May 27, 2016

A Supreme Court Victory Over Racial Gerrymandering in Virginia

Arusha Gordon, Racial justice, redistricting

by Arusha Gordon, Associate Counsel, Legal Mobilization Project, Lawyers’ Committee  for Civil Rights Under Law

On Monday, the Supreme Court issued a unanimous decision in Wittman v. Personhuballah, No. 14-1504.  The case involves Virginia’s Third Congressional District, which the Virginia State Legislature drew in the wake of the 2010 census. In drawing and then approving the challenged map, the Virginia legislature chose to increase the Black Voting Age Population (BVAP) of Virginia’s only majority-minority congressional district (Congressional District 3) from 53.1 percent to 56.3 percent, rather than creating two congressional districts with significant percentages of African-American voters. Currently, Representative Bobby Scott, from the Third Congressional District, is Virginia’s only African-American representative in Congress.

Plaintiffs – three Virginia voters – sued the Commonwealth of Virginia, challenging the 2010 redistricting plan as a racial gerrymander in violation of the Equal Protection Clause of the United States Constitution. A three-judge panel of the District Court of Virginia found that, in violation of the constitution, racial considerations were the Legislature’s predominant concerns in drawing the district and it was not necessary to draw the challenged plan to achieve a compelling governmental interest. In January, 2016, the District Court approved a remedial plan for redistricting.

Although the Commonwealth elected not to appeal the District Court’s decision, members of Virginia’s Congressional delegation chose to intervene and then appeal. In addition to raising questions regarding the merits of the case and whether the redistricting plan was constitutional, the appeal also raised questions regarding when a party has standing to intervene. 

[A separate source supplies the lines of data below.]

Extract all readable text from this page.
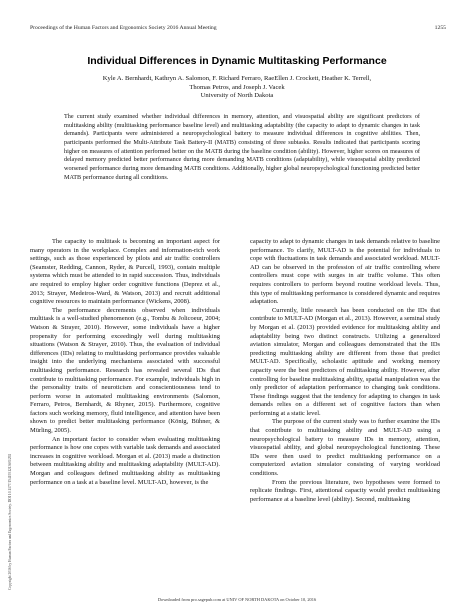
Proceedings of the Human Factors and Ergonomics Society 2016 Annual Meeting	1255
Individual Differences in Dynamic Multitasking Performance
Kyle A. Bernhardt, Kathryn A. Salomon, F. Richard Ferraro, RaeEllen J. Crockett, Heather K. Terrell,
Thomas Petros, and Joseph J. Vacek
University of North Dakota
The current study examined whether individual differences in memory, attention, and visuospatial ability are significant predictors of multitasking ability (multitasking performance baseline level) and multitasking adaptability (the capacity to adapt to dynamic changes in task demands). Participants were administered a neuropsychological battery to measure individual differences in cognitive abilities. Then, participants performed the Multi-Attribute Task Battery-II (MATB) consisting of three subtasks. Results indicated that participants scoring higher on measures of attention performed better on the MATB during the baseline condition (ability). However, higher scores on measures of delayed memory predicted better performance during more demanding MATB conditions (adaptability), while visuospatial ability predicted worsened performance during more demanding MATB conditions. Additionally, higher global neuropsychological functioning predicted better MATB performance during all conditions.

The capacity to multitask is becoming an important aspect for many operators in the workplace. Complex and information-rich work settings, such as those experienced by pilots and air traffic controllers (Seamster, Redding, Cannon, Ryder, & Purcell, 1993), contain multiple systems which must be attended to in rapid succession. Thus, individuals are required to employ higher order cognitive functions (Deprez et al., 2013; Strayer, Medeiros-Ward, & Watson, 2013) and recruit additional cognitive resources to maintain performance (Wickens, 2008).

The performance decrements observed when individuals multitask is a well-studied phenomenon (e.g., Tombu & Jolicoeur, 2004; Watson & Strayer, 2010). However, some individuals have a higher propensity for performing exceedingly well during multitasking situations (Watson & Strayer, 2010). Thus, the evaluation of individual differences (IDs) relating to multitasking performance provides valuable insight into the underlying mechanisms associated with successful multitasking performance. Research has revealed several IDs that contribute to multitasking performance. For example, individuals high in the personality traits of neuroticism and conscientiousness tend to perform worse in automated multitasking environments (Salomon, Ferraro, Petros, Bernhardt, & Rhyner, 2015). Furthermore, cognitive factors such working memory, fluid intelligence, and attention have been shown to predict better multitasking performance (König, Bühner, & Mürling, 2005).

An important factor to consider when evaluating multitasking performance is how one copes with variable task demands and associated increases in cognitive workload. Morgan et al. (2013) made a distinction between multitasking ability and multitasking adaptability (MULT-AD). Morgan and colleagues defined multitasking ability as multitasking performance on a task at a baseline level. MULT-AD, however, is the

capacity to adapt to dynamic changes in task demands relative to baseline performance. To clarify, MULT-AD is the potential for individuals to cope with fluctuations in task demands and associated workload. MULT-AD can be observed in the profession of air traffic controlling where controllers must cope with surges in air traffic volume. This often requires controllers to perform beyond routine workload levels. Thus, this type of multitasking performance is considered dynamic and requires adaptation.

Currently, little research has been conducted on the IDs that contribute to MULT-AD (Morgan et al., 2013). However, a seminal study by Morgan et al. (2013) provided evidence for multitasking ability and adaptability being two distinct constructs. Utilizing a generalized aviation simulator, Morgan and colleagues demonstrated that the IDs predicting multitasking ability are different from those that predict MULT-AD. Specifically, scholastic aptitude and working memory capacity were the best predictors of multitasking ability. However, after controlling for baseline multitasking ability, spatial manipulation was the only predictor of adaptation performance to changing task conditions. These findings suggest that the tendency for adapting to changes in task demands relies on a different set of cognitive factors than when performing at a static level.

The purpose of the current study was to further examine the IDs that contribute to multitasking ability and MULT-AD using a neuropsychological battery to measure IDs in memory, attention, visuospatial ability, and global neuropsychological functioning. These IDs were then used to predict multitasking performance on a computerized aviation simulator consisting of varying workload conditions.

From the previous literature, two hypotheses were formed to replicate findings. First, attentional capacity would predict multitasking performance at a baseline level (ability). Second, multitasking

Copyright 2016 by Human Factors and Ergonomics Society. DOI 10.1177/1541931213601292
Downloaded from pro.sagepub.com at UNIV OF NORTH DAKOTA on October 10, 2016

In a unanimous decision authored by Justice Stephen Breyer, the Supreme Court dismissed the appeal, without reaching the merits of the case. Three of the 10 original interveners claimed standing on appeal, including Rep. Randy Forbes (VA-4), Rep. Robert Wittman (VA-1), and Rep. David Brat (VA-7). Rep. Wittman and Rep. Bratt alleged that they had standing because their chances for re-election would be reduced because “unless the Enacted Plan is reinstated, ‘a portion of the[ir] ‘base electorate’ will necessarily be replaced with “unfavorable Democratic voters.”  Rep. Forbes argued that he had standing as the change in plans would force him to run in a different district (District 2) because his old district (District 4) would be completely transformed with an influx of Democratic voters. However, Rep. Forbes later informed the Court in a letter that he would still be running in his original district, despite the adoption of the remedial plan. None of the interveners actually lived in the districts affected by the remedial plan. The Court dismissed Interveners’ appeal noting that “[a] party has standing only if he shows that he has suffered an ‘injury in fact,’ that the injury is ‘fairly traceable’ to the conduct being challenged, and that the injury will likely be ‘redressed’ by a favorable decision.” Lujan v. Defenders of Wildlife, 504 U.S. 555, 560–561 (1992). The Court examined Interveners’ briefs but found no evidence that Interveners’ chances of reelection would be reduced under a different redistricting plan and concluded that Interveners therefore lacked standing.

The Court’s decision means that the remedial plan, approved in January, will be in effect for the November election. The plan is expected to provide African-American voters with a reasonable opportunity to elect their candidate of choice not only in the Third Congressional District, but in the adjoining Fourth Congressional District as well.